Hanföl lässt sich aus den Samen der Hanfpflanze herstellen, welche in Europa schon seit 5000 Jahren als Nutzpflanze bekannt ist. Das Öl kann sowohl kalt als auch warm gepresst werden, wobei kalt gepresstes Hanföl meist hochwertiger und gesünder ist. Hanföl in Bio-Qualität ist meist kalt gepresst hergestellt. Leindotteröl wird aus den Samen des Leindotters gewonnen und ist daher nicht mit Leinöl zu verwechseln, welches aus Flachs hergestellt wird. Kalt gepresst haben beide Öle eine kräftige gelbe Färbung. Warm gepresstes Hanföl ist hingegen eher grünlich.

Rezepte mit Hanföl sowie Leindotteröl

Ein einfaches Hanföl-Rezept ist Spaghetti mit Hanföl-Tomatensoße. Dazu eine Packung Spaghetti mit einer Prise Salz al dente kochen. In der Zwischenzeit eine gewürfelte Zwiebel und eine gepresste Knoblauchzehe in einer Pfanne in 2 EL Hanföl glasig braten. Nun eine Packung passierte Tomaten in die Pfanne geben und vorsichtig erhitzen. Mit Salz, Pfeffer und Basilikum abschmecken. Die fertigen Spaghetti in ein Sieb geben und das Wasser abgießen. Anschließend sofort die Pasta zurück in den Topf kippen, einen Schuss Hanföl darüber geben und verrühren. Nun die Spaghetti mit der Tomatensoße auf zwei Tellern anrichten.

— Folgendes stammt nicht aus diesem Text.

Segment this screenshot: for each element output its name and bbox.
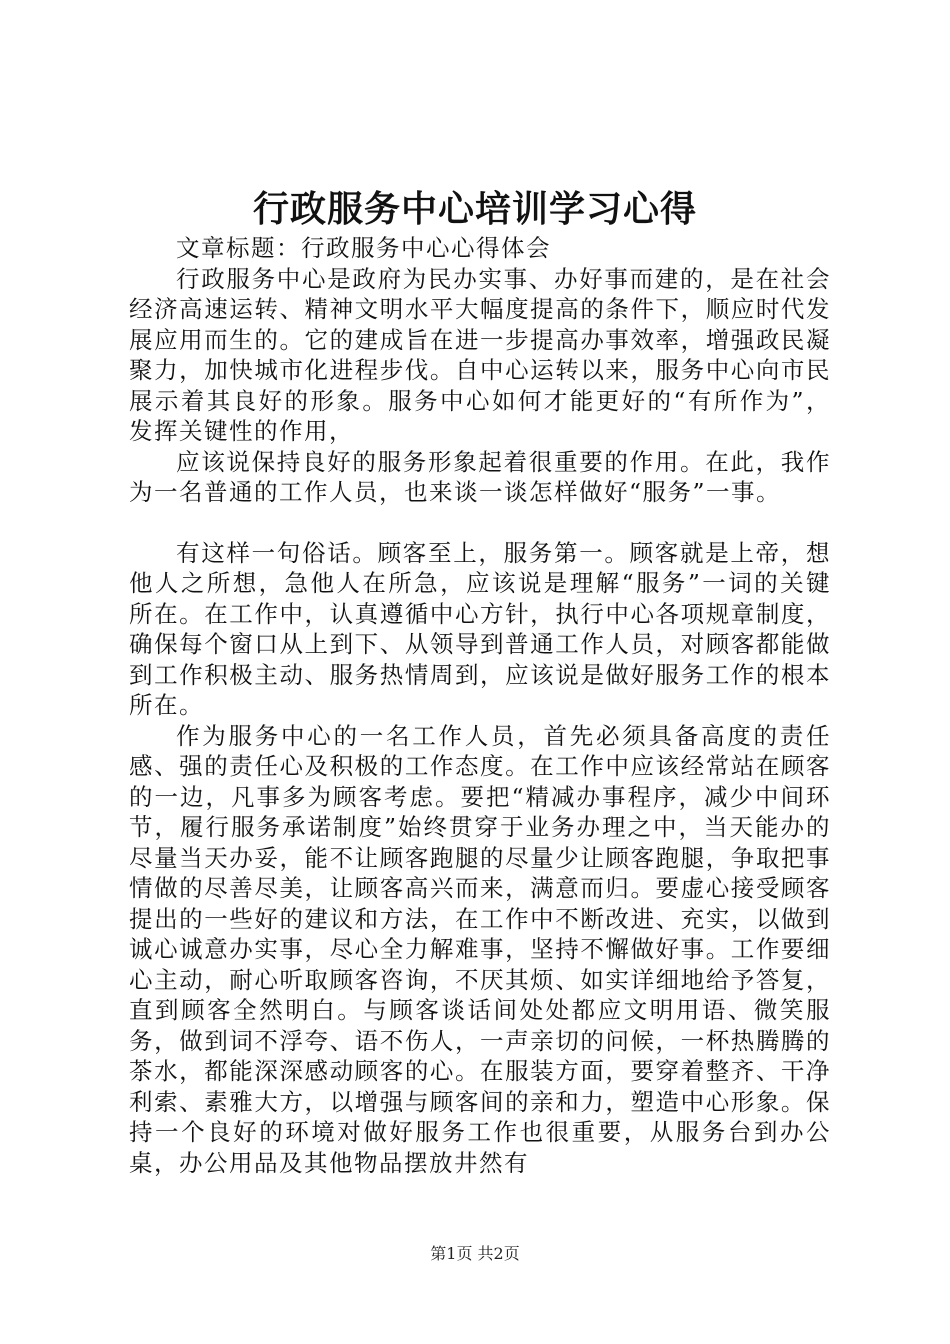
page-number-footer: 第1页 共2页 [430, 1244, 520, 1263]
body-paragraph: 有这样一句俗话。顾客至上，服务第一。顾客就是上帝，想他人之所想，急他人在所急，应该说是理解“服务”一词的关键所在。在工作中，认真遵循中心方针，执行中心各项规章制度，确保每个窗口从上到下、从领导到普通工作人员，对顾客都能做到工作积极主动、服务热情周到，应该说是做好服务工作的根本所在。 [129, 538, 831, 719]
body-paragraph: 作为服务中心的一名工作人员，首先必须具备高度的责任感、强的责任心及积极的工作态度。在工作中应该经常站在顾客的一边，凡事多为顾客考虑。要把“精减办事程序，减少中间环节，履行服务承诺制度”始终贯穿于业务办理之中，当天能办的尽量当天办妥，能不让顾客跑腿的尽量少让顾客跑腿，争取把事情做的尽善尽美，让顾客高兴而来，满意而归。要虚心接受顾客提出的一些好的建议和方法，在工作中不断改进、充实，以做到诚心诚意办实事，尽心全力解难事，坚持不懈做好事。工作要细心主动，耐心听取顾客咨询，不厌其烦、如实详细地给予答复，直到顾客全然明白。与顾客谈话间处处都应文明用语、微笑服务，做到词不浮夸、语不伤人，一声亲切的问候，一杯热腾腾的茶水，都能深深感动顾客的心。在服装方面，要穿着整齐、干净利索、素雅大方，以增强与顾客间的亲和力，塑造中心形象。保持一个良好的环境对做好服务工作也很重要，从服务台到办公桌，办公用品及其他物品摆放井然有 [129, 721, 831, 1177]
article-subtitle-paragraph: 文章标题：行政服务中心心得体会 [176, 234, 551, 262]
document-title: 行政服务中心培训学习心得 [252, 188, 697, 230]
body-paragraph: 行政服务中心是政府为民办实事、办好事而建的，是在社会经济高速运转、精神文明水平大幅度提高的条件下，顺应时代发展应用而生的。它的建成旨在进一步提高办事效率，增强政民凝聚力，加快城市化进程步伐。自中心运转以来，服务中心向市民展示着其良好的形象。服务中心如何才能更好的“有所作为”，发挥关键性的作用， [129, 264, 831, 445]
body-paragraph: 应该说保持良好的服务形象起着很重要的作用。在此，我作为一名普通的工作人员，也来谈一谈怎样做好“服务”一事。 [129, 447, 831, 506]
document-body [129, 233, 831, 1178]
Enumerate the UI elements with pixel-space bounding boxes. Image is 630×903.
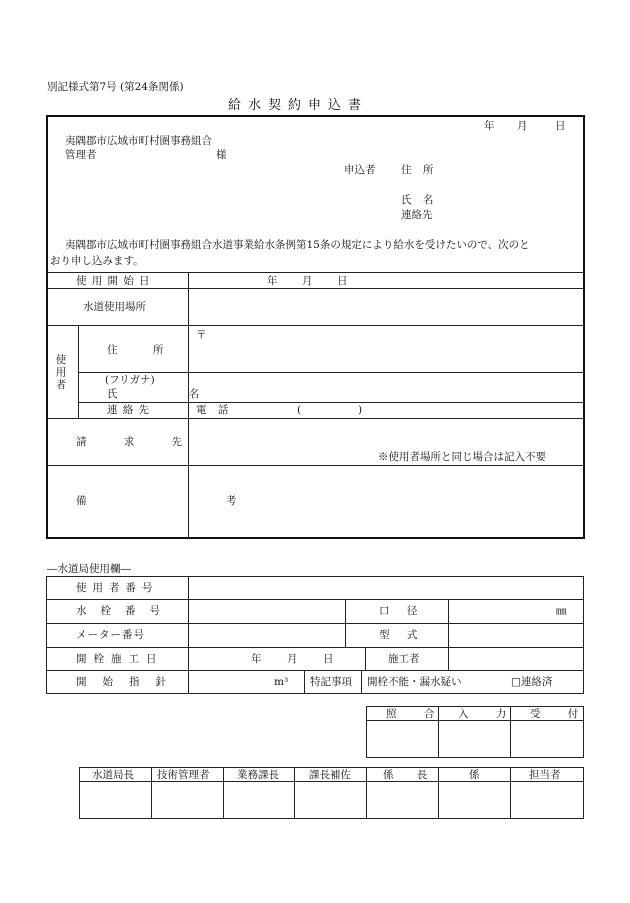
construction-date-label: 開栓施工日 bbox=[76, 653, 164, 665]
contacted-checkbox[interactable]: □連絡済 bbox=[511, 676, 553, 688]
user-group-label: 使用者 bbox=[54, 354, 67, 392]
bore-input[interactable] bbox=[451, 602, 551, 620]
statement-line-2: おり申し込みます。 bbox=[50, 255, 144, 267]
form-number: 別記様式第7号 (第24条関係) bbox=[47, 81, 184, 93]
addressee-role: 管理者 bbox=[65, 149, 97, 161]
bore-unit: ㎜ bbox=[556, 605, 567, 617]
user-address-input[interactable] bbox=[190, 327, 580, 370]
date-year-label: 年 bbox=[484, 120, 495, 132]
start-reading-label: 開始指針 bbox=[76, 676, 182, 688]
office-section-label: ―水道局使用欄― bbox=[47, 563, 131, 575]
start-date-year: 年 bbox=[267, 275, 278, 287]
check-header-receipt: 受 付 bbox=[530, 708, 591, 720]
approval-cell[interactable] bbox=[153, 783, 222, 817]
model-input[interactable] bbox=[451, 626, 581, 644]
hydrant-number-label: 水栓番号 bbox=[76, 605, 174, 617]
approval-header-director: 水道局長 bbox=[92, 769, 134, 781]
postal-mark: 〒 bbox=[196, 329, 207, 341]
start-date-day: 日 bbox=[337, 275, 348, 287]
addressee-org: 夷隅郡市広域市町村圏事務組合 bbox=[65, 135, 212, 147]
construction-date-year: 年 bbox=[251, 653, 262, 665]
honorific: 様 bbox=[216, 149, 227, 161]
check-cell-input[interactable] bbox=[440, 722, 509, 756]
approval-cell[interactable] bbox=[440, 783, 509, 817]
check-cell-receipt[interactable] bbox=[512, 722, 582, 756]
construction-date-month: 月 bbox=[287, 653, 298, 665]
statement-line-1: 夷隅郡市広域市町村圏事務組合水道事業給水条例第15条の規定により給水を受けたいので、次のと bbox=[65, 239, 530, 251]
approval-header-tech-manager: 技術管理者 bbox=[157, 769, 210, 781]
approval-header-deputy-chief: 課長補佐 bbox=[309, 769, 351, 781]
approval-cell[interactable] bbox=[296, 783, 365, 817]
construction-date-day: 日 bbox=[323, 653, 334, 665]
date-day-label: 日 bbox=[555, 120, 566, 132]
meter-number-input[interactable] bbox=[190, 626, 342, 644]
phone-label: 電 話 bbox=[196, 404, 233, 416]
form-title: 給水契約申込書 bbox=[228, 98, 369, 113]
user-number-label: 使用者番号 bbox=[76, 582, 159, 594]
meter-number-label: メーター番号 bbox=[76, 629, 145, 641]
approval-cell[interactable] bbox=[512, 783, 582, 817]
special-notes-label: 特記事項 bbox=[310, 676, 352, 688]
hydrant-number-input[interactable] bbox=[190, 602, 342, 620]
user-number-input[interactable] bbox=[190, 579, 580, 597]
reading-unit: m³ bbox=[274, 676, 289, 688]
phone-paren-close: ) bbox=[358, 404, 363, 416]
start-reading-input[interactable] bbox=[190, 673, 270, 691]
approval-cell[interactable] bbox=[225, 783, 293, 817]
furigana-label: (フリガナ) bbox=[105, 374, 155, 386]
approval-header-section-chief: 業務課長 bbox=[237, 769, 279, 781]
start-date-label: 使用開始日 bbox=[76, 275, 155, 287]
user-address-label: 住 所 bbox=[107, 344, 180, 356]
approval-cell[interactable] bbox=[368, 783, 437, 817]
applicant-label: 申込者 bbox=[344, 164, 376, 176]
contractor-input[interactable] bbox=[451, 650, 581, 668]
check-cell-verify[interactable] bbox=[368, 722, 437, 756]
special-option[interactable]: 開栓不能・漏水疑い bbox=[367, 676, 462, 688]
location-input[interactable] bbox=[190, 290, 580, 323]
approval-header-staff: 担当者 bbox=[529, 769, 561, 781]
approval-header-unit: 係 bbox=[469, 769, 480, 781]
remarks-label: 備 考 bbox=[76, 495, 305, 507]
date-month-label: 月 bbox=[517, 120, 528, 132]
approval-cell[interactable] bbox=[81, 783, 150, 817]
remarks-input[interactable] bbox=[190, 467, 580, 535]
billing-note: ※使用者場所と同じ場合は記入不要 bbox=[378, 451, 546, 463]
user-name-label: 氏 名 bbox=[107, 388, 234, 400]
model-label: 型 式 bbox=[379, 629, 425, 641]
applicant-address-label: 住 所 bbox=[401, 164, 438, 176]
construction-date-input[interactable] bbox=[190, 650, 362, 668]
approval-header-unit-chief: 係 長 bbox=[383, 769, 438, 781]
contractor-label: 施工者 bbox=[388, 653, 420, 665]
phone-paren-open: ( bbox=[297, 404, 302, 416]
user-name-input[interactable] bbox=[190, 374, 580, 401]
applicant-contact-label: 連絡先 bbox=[401, 209, 433, 221]
check-header-input: 入 力 bbox=[458, 708, 519, 720]
start-date-input[interactable] bbox=[190, 274, 580, 287]
billing-input[interactable] bbox=[190, 420, 580, 450]
start-date-month: 月 bbox=[302, 275, 313, 287]
check-header-verify: 照 合 bbox=[386, 708, 447, 720]
billing-label: 請 求 先 bbox=[76, 436, 200, 448]
applicant-name-label: 氏 名 bbox=[401, 194, 438, 206]
phone-input[interactable] bbox=[240, 404, 580, 417]
user-contact-label: 連絡先 bbox=[107, 404, 155, 416]
location-label: 水道使用場所 bbox=[83, 301, 146, 313]
bore-label: 口 径 bbox=[379, 605, 425, 617]
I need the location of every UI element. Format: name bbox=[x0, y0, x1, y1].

Aus Leindotteröl lässt sich per Rezept ganz leicht ein köstliches Dressing herstellen, das zu bunten Sommersalaten passt. Dazu eine kleine Chilischote und eine Knoblauchzehe fein hacken. Zusammen mit zehn EL Leindotteröl und fünf EL Balsamico-Essig in eine Schüssel geben und mit einer Gabel verrühren. Nun einen EL scharfen Senf und einen TL Honig hinzugeben. Mit Salz und Pfeffer abschmecken, verrühren. Den Salat und nach Belieben Gemüse waschen, zerkleinern und in eine Salatschüssel geben. In einer beschichteten Pfanne ohne Öl eine Handvoll Pinienkerne anrösten. Die Kerne zusammen mit dem Dressing über den Salat geben, vermischen und servieren.